I read this one the day I started this article and I’m already starting to forget it. Which should just about sum up the review, really.

Poirot is off for a holiday, eager to get away from crime and detective work. Unfortunately, our favorite Belgian ends up embroiled in a complicated web of love and affairs! One that quickly takes a turn for the bloody when one of the women embroiled in the drama is poisoned and killed!

Wait… A woman murdered on Poirot’s tropical vacation… Didn’t we just do this? Like, last week?

This short can hardly even be called a mystery. It’s just a whole bunch of people going on and on about men and women and love affairs and other such boring nonsense. No one dies until the end of the story, and Poirot solves the case immediately! There isn’t a single clue, red herring, enticing hook or intrigue, nothing! Someone gets poisoned, and Poirot instantly knows who the real culprit is. Boy, I’m really scratching my head over this one!

That just leaves us with the characters. The whole short is devoted to developing them, so are they any good? I’ll be honest: no. These people are so forgettable they slipped my mind while I was still reading the story! Why should I care that one of these cardboard cutouts died? The only trait I recall her having is being an annoying chatterbox!

Hell, I’m not even sure if that was the same character. There were roughly five of them, and they’re about as memorable as a paint-drying livestream.

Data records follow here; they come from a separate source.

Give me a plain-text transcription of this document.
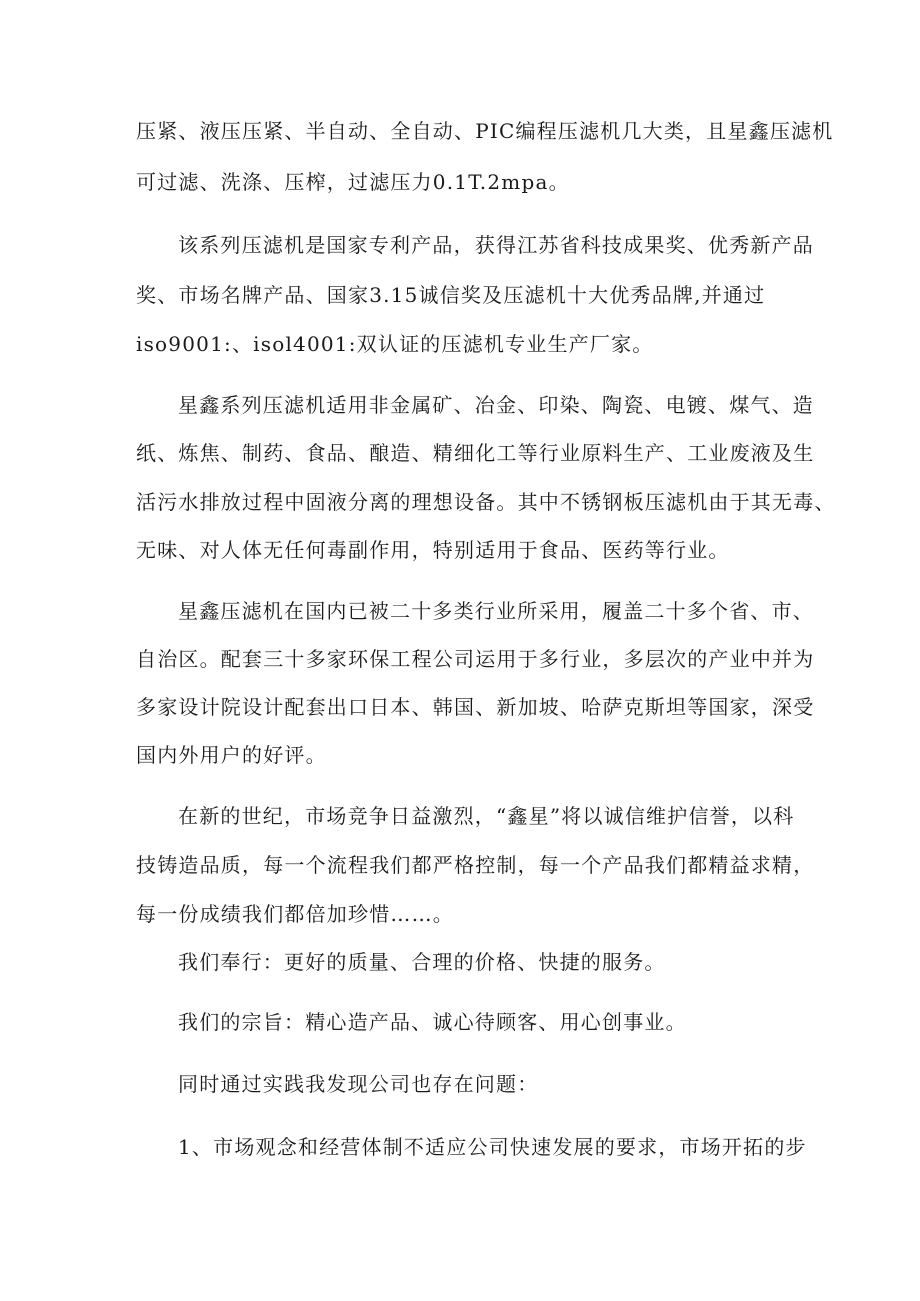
压紧、液压压紧、半自动、全自动、PIC编程压滤机几大类，且星鑫压滤机
可过滤、洗涤、压榨，过滤压力0.1T.2mpa。
该系列压滤机是国家专利产品，获得江苏省科技成果奖、优秀新产品
奖、市场名牌产品、国家3.15诚信奖及压滤机十大优秀品牌,并通过
iso9001:、isol4001:双认证的压滤机专业生产厂家。
星鑫系列压滤机适用非金属矿、冶金、印染、陶瓷、电镀、煤气、造
纸、炼焦、制药、食品、酿造、精细化工等行业原料生产、工业废液及生
活污水排放过程中固液分离的理想设备。其中不锈钢板压滤机由于其无毒、
无味、对人体无任何毒副作用，特别适用于食品、医药等行业。
星鑫压滤机在国内已被二十多类行业所采用，履盖二十多个省、市、
自治区。配套三十多家环保工程公司运用于多行业，多层次的产业中并为
多家设计院设计配套出口日本、韩国、新加坡、哈萨克斯坦等国家，深受
国内外用户的好评。
在新的世纪，市场竞争日益激烈，“鑫星”将以诚信维护信誉，以科
技铸造品质，每一个流程我们都严格控制，每一个产品我们都精益求精，
每一份成绩我们都倍加珍惜……。
我们奉行：更好的质量、合理的价格、快捷的服务。
我们的宗旨：精心造产品、诚心待顾客、用心创事业。
同时通过实践我发现公司也存在问题：
1、市场观念和经营体制不适应公司快速发展的要求，市场开拓的步
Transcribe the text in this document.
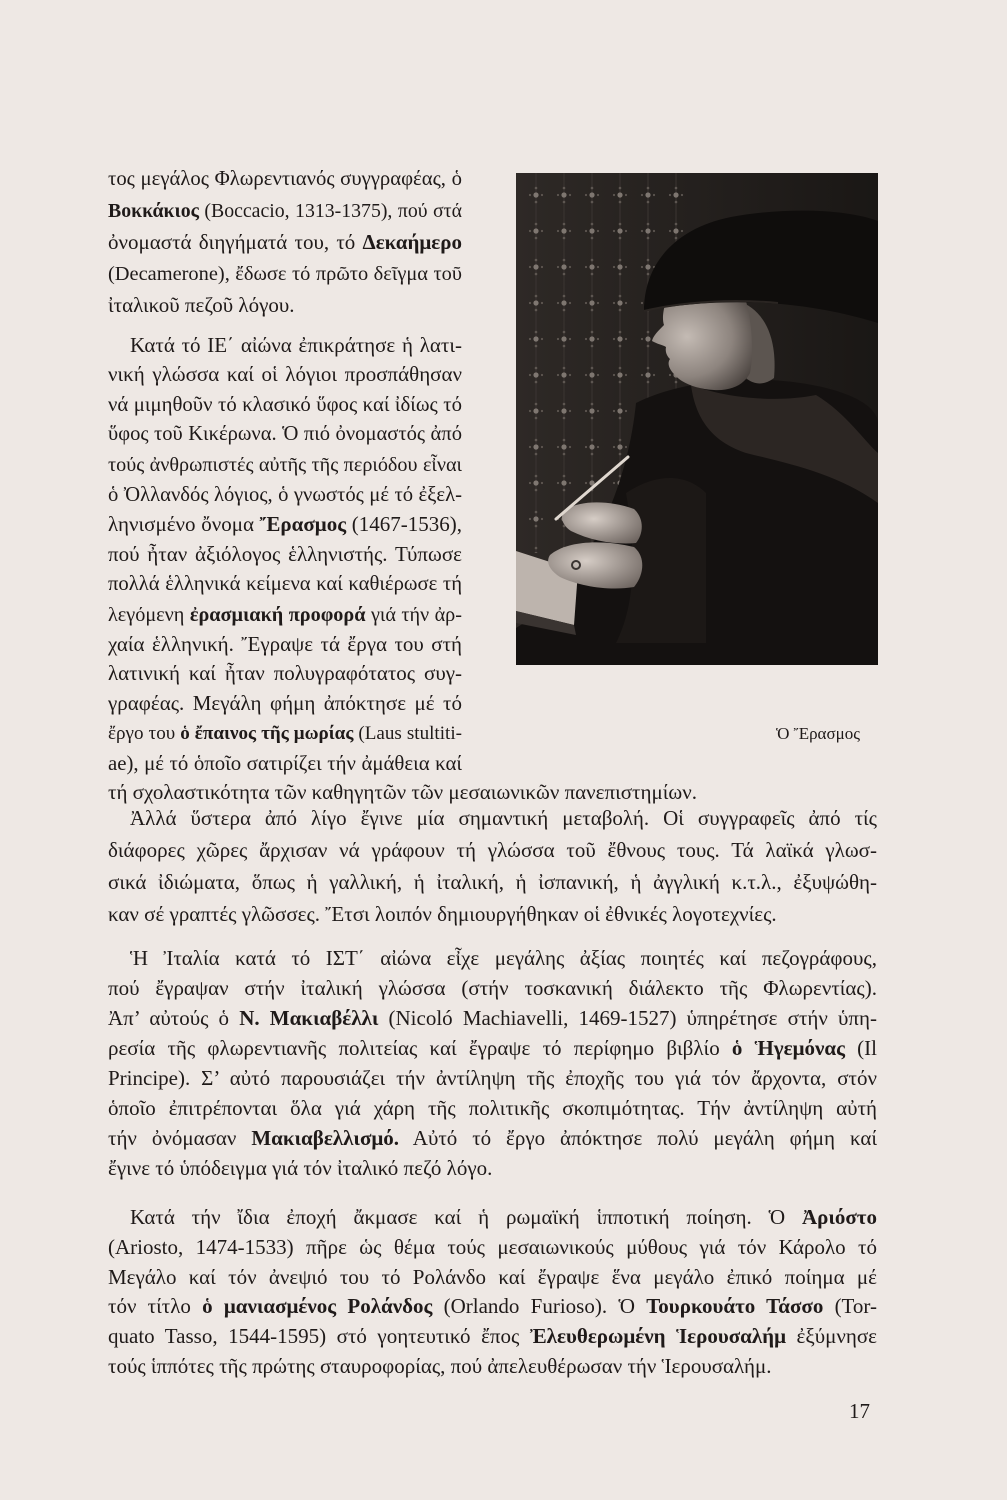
τος μεγάλος Φλωρεντιανός συγγραφέας, ὁ
Βοκκάκιος (Boccacio, 1313-1375), πού στά
ὀνομαστά διηγήματά του, τό Δεκαήμερο
(Decamerone), ἔδωσε τό πρῶτο δεῖγμα τοῦ
ἰταλικοῦ πεζοῦ λόγου.
Κατά τό ΙΕ΄ αἰώνα ἐπικράτησε ἡ λατι-
νική γλώσσα καί οἱ λόγιοι προσπάθησαν
νά μιμηθοῦν τό κλασικό ὕφος καί ἰδίως τό
ὕφος τοῦ Κικέρωνα. Ὁ πιό ὀνομαστός ἀπό
τούς ἀνθρωπιστές αὐτῆς τῆς περιόδου εἶναι
ὁ Ὀλλανδός λόγιος, ὁ γνωστός μέ τό ἐξελ-
ληνισμένο ὄνομα Ἔρασμος (1467-1536),
πού ἦταν ἀξιόλογος ἑλληνιστής. Τύπωσε
πολλά ἑλληνικά κείμενα καί καθιέρωσε τή
λεγόμενη ἐρασμιακή προφορά γιά τήν ἀρ-
χαία ἑλληνική. Ἔγραψε τά ἔργα του στή
λατινική καί ἦταν πολυγραφότατος συγ-
γραφέας. Μεγάλη φήμη ἀπόκτησε μέ τό
ἔργο του ὁ ἔπαινος τῆς μωρίας (Laus stultiti-
ae), μέ τό ὁποῖο σατιρίζει τήν ἀμάθεια καί
τή σχολαστικότητα τῶν καθηγητῶν τῶν μεσαιωνικῶν πανεπιστημίων.
Ὁ Ἔρασμος
Ἀλλά ὕστερα ἀπό λίγο ἔγινε μία σημαντική μεταβολή. Οἱ συγγραφεῖς ἀπό τίς
διάφορες χῶρες ἄρχισαν νά γράφουν τή γλώσσα τοῦ ἔθνους τους. Τά λαϊκά γλωσ-
σικά ἰδιώματα, ὅπως ἡ γαλλική, ἡ ἰταλική, ἡ ἰσπανική, ἡ ἀγγλική κ.τ.λ., ἐξυψώθη-
καν σέ γραπτές γλῶσσες. Ἔτσι λοιπόν δημιουργήθηκαν οἱ ἐθνικές λογοτεχνίες.
Ἡ Ἰταλία κατά τό ΙΣΤ΄ αἰώνα εἶχε μεγάλης ἀξίας ποιητές καί πεζογράφους,
πού ἔγραψαν στήν ἰταλική γλώσσα (στήν τοσκανική διάλεκτο τῆς Φλωρεντίας).
Ἀπ’ αὐτούς ὁ Ν. Μακιαβέλλι (Nicoló Machiavelli, 1469-1527) ὑπηρέτησε στήν ὑπη-
ρεσία τῆς φλωρεντιανῆς πολιτείας καί ἔγραψε τό περίφημο βιβλίο ὁ Ἡγεμόνας (Il
Principe). Σ’ αὐτό παρουσιάζει τήν ἀντίληψη τῆς ἐποχῆς του γιά τόν ἄρχοντα, στόν
ὁποῖο ἐπιτρέπονται ὅλα γιά χάρη τῆς πολιτικῆς σκοπιμότητας. Τήν ἀντίληψη αὐτή
τήν ὀνόμασαν Μακιαβελλισμό. Αὐτό τό ἔργο ἀπόκτησε πολύ μεγάλη φήμη καί
ἔγινε τό ὑπόδειγμα γιά τόν ἰταλικό πεζό λόγο.
Κατά τήν ἴδια ἐποχή ἄκμασε καί ἡ ρωμαϊκή ἱπποτική ποίηση. Ὁ Ἀριόστο
(Ariosto, 1474-1533) πῆρε ὡς θέμα τούς μεσαιωνικούς μύθους γιά τόν Κάρολο τό
Μεγάλο καί τόν ἀνεψιό του τό Ρολάνδο καί ἔγραψε ἕνα μεγάλο ἐπικό ποίημα μέ
τόν τίτλο ὁ μανιασμένος Ρολάνδος (Orlando Furioso). Ὁ Τουρκουάτο Τάσσο (Tor-
quato Tasso, 1544-1595) στό γοητευτικό ἔπος Ἐλευθερωμένη Ἱερουσαλήμ ἐξύμνησε
τούς ἱππότες τῆς πρώτης σταυροφορίας, πού ἀπελευθέρωσαν τήν Ἱερουσαλήμ.
17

Do we at least get some fun Poirot moments? No. Our leading man hardly even has a role in the story. He’s silent for most of it, and he only contributes to the conversation at the very end when he solves the case! He spends more time drawing triangles than he does speaking!

Triangle at Rhodes‘ is yet another Poirot dud. It’s boring, forgettable, and is barely even a mystery. There are plenty of better Poirot shorts, and most of those are only half as long as this one! Go read one of those instead!

Two bad apples in a row. Never a good sign. But who knows? Maybe the next short will turn things around.